Sir Neville Marriner in Wien — Gluck, Mozart, Beethoven (Konzerthaus, 27.04.2016)

  • Konzerthaus Wien, Großer Saal
    Mittwoch, 27. April 2016, 19.30 Uhr


    CHRISTOPH WILLIBALD VON GLUCK: Ouvertüre zu "Iphigenie in Aulis" (1774)
    WOLFGANG AMADEUS MOZART: Klavierkonzert Nr. 12 A-Dur KV 414/385p (1782)
    LUDWIG VAN BEETHOVEN: Symphonie Nr. 7 A-Dur op. 92 (1811/12)


    Paul Lewis, Klavier
    Wiener KammerOrchester
    SIR NEVILLE MARRINER, CH, CBE



    Dass dies ein ganz besonderer Konzertabend werden würde, war bereits vorauszusehen gewesen. Der Grund hierfür war ohne Frage der Dirigent Sir Neville Marriner, der vor wenigen Tagen seinen 92. Geburtstag hatte feiern dürfen. Gegen Marriner, die lebende Legende, musste auch ein so großartiger Pianist wie Paul Lewis ein wenig verblassen. Eröffnet wurde das Konzert mit der eher selten gespielten Ouvertüre zur Oper "Iphigenie in Aulis" von Gluck. Dies erwies sich gewissermaßen als Glücksfall für den Auftakt, zeigte sich anhand dieses Stückes, wie wirkungsmächtig und zukunftsträchtig dieser heute etwas vernachlässigte Komponist doch eigentlich war. Dem Wiener KammerOrchester (so die Eigenschreibweise) gelang ein mitreissender Auftakt.

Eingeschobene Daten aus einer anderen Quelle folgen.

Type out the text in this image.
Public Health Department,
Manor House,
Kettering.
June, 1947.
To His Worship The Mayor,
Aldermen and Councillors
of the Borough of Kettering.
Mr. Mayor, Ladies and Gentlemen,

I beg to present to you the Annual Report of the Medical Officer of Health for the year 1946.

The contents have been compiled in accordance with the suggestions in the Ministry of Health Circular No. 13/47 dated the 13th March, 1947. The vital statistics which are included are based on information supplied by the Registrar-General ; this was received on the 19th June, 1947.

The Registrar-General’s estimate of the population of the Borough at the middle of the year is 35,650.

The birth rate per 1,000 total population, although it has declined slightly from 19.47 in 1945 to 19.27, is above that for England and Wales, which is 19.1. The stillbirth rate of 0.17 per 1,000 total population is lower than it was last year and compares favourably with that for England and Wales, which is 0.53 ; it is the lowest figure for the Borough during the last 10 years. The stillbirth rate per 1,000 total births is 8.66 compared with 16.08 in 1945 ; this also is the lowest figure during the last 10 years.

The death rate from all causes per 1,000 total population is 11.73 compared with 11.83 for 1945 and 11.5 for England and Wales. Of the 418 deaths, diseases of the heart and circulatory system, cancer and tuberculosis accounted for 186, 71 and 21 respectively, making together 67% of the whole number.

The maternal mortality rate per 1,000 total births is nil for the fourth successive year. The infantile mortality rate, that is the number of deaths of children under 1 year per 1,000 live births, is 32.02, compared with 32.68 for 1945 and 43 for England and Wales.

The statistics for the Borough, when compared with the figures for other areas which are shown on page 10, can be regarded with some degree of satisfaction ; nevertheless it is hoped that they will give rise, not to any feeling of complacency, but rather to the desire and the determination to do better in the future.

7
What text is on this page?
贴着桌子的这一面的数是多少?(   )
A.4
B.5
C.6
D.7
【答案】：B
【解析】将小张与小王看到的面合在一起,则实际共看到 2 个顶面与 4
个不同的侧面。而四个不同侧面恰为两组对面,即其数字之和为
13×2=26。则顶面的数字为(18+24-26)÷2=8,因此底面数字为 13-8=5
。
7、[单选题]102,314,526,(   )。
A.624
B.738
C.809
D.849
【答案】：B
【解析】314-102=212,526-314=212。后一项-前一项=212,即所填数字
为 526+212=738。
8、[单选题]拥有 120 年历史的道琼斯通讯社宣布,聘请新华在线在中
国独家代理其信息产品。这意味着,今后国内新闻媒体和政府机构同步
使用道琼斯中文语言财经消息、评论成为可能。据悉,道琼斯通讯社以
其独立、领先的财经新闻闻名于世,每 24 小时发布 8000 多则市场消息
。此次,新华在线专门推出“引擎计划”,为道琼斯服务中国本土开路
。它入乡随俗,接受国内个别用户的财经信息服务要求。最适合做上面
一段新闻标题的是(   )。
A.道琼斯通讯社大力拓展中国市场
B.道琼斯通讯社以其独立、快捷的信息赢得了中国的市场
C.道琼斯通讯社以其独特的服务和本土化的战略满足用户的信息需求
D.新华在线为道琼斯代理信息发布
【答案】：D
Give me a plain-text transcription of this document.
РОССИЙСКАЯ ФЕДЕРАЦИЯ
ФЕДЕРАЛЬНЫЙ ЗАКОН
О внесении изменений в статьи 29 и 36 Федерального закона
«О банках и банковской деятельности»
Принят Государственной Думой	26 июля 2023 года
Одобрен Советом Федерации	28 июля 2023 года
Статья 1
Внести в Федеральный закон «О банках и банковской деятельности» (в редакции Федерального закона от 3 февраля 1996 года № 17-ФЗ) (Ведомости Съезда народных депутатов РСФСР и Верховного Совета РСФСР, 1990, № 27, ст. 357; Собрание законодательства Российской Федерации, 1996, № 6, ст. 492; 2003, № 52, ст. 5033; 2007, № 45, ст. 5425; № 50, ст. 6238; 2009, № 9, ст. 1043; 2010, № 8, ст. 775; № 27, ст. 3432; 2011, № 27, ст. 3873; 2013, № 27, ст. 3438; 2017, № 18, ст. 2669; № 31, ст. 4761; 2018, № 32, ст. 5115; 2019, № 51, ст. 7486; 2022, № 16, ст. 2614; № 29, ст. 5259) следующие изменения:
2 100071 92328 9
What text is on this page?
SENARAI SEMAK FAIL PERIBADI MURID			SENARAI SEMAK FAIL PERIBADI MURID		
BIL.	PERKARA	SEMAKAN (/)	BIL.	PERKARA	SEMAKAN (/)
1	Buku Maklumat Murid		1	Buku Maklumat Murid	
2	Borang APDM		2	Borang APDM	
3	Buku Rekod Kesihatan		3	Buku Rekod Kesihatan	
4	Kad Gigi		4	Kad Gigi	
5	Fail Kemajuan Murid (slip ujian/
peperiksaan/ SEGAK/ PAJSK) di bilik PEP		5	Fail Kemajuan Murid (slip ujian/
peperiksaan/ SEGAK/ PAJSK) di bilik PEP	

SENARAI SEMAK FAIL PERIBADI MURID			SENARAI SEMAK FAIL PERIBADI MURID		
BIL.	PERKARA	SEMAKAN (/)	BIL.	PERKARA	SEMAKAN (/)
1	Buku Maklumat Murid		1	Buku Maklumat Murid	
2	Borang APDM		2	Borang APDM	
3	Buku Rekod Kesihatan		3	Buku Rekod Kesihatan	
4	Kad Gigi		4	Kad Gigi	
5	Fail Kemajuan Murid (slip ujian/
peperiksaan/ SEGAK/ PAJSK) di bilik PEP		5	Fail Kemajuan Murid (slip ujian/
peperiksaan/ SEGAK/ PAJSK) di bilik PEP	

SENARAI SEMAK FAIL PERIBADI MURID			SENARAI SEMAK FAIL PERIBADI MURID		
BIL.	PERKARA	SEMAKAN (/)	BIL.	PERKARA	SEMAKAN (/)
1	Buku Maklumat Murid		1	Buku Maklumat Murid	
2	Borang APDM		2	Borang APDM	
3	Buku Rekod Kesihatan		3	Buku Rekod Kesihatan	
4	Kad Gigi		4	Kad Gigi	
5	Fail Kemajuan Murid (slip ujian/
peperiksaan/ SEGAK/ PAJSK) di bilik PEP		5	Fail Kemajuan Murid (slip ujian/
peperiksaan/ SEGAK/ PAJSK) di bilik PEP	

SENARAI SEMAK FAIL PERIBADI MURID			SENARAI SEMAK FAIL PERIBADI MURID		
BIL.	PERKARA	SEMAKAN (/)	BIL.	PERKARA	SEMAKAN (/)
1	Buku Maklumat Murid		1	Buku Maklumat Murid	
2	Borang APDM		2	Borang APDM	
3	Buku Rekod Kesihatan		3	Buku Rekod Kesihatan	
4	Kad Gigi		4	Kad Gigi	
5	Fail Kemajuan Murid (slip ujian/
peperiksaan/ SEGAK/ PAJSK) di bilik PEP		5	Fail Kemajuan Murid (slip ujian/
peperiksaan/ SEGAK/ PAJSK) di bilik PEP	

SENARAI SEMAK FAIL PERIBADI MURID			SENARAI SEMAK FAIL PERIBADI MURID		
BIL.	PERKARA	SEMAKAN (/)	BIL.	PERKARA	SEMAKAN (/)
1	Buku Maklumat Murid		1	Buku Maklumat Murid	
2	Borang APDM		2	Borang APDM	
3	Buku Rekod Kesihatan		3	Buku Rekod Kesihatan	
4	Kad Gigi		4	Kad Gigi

Der ewig jugendliche Sir Neville war zuvor flotten Schrittes zum Podium geeilt und wusste durch ein impulsives Dirigat, das trotzdem niemals Gefahr lief, den Dirigenten zu sehr in den Mittelpunkt zu stellen, diese Ouvertüre mustergültig darzubieten. Als nächstes folgte das Klavierkonzert Nr. 12 von Mozart. Hier nahm sich Marriner naturgemäß noch mehr zurück und stellte bewusst den fast ein halbes Jahrhundert jüngeren Paul Lewis ins Zentrum. Auch dieser erreichte ein Mehr durch weniger und verbat sich jede unpassend erscheinende Selbstdarstellung. Für eine solche bot sich dieses recht frühe Mozart-Klavierkonzert freilich auch nicht wirklich an. Lewis traf durch einen sehr behutsamen, gefühlvollen Anschlag den Charakter dieses Werkes hervorragend. Seine Darbietung wurde vom Publikum sehr positiv aufgenommen. Es folgte eine kurze Zugabe, die ich leider nicht identifizieren konnte (evtl. Chopin?). Das Publikum war auch hiervon angetan. Mit viel Beifall wurde Paul Lewis in die Pause verabschiedet.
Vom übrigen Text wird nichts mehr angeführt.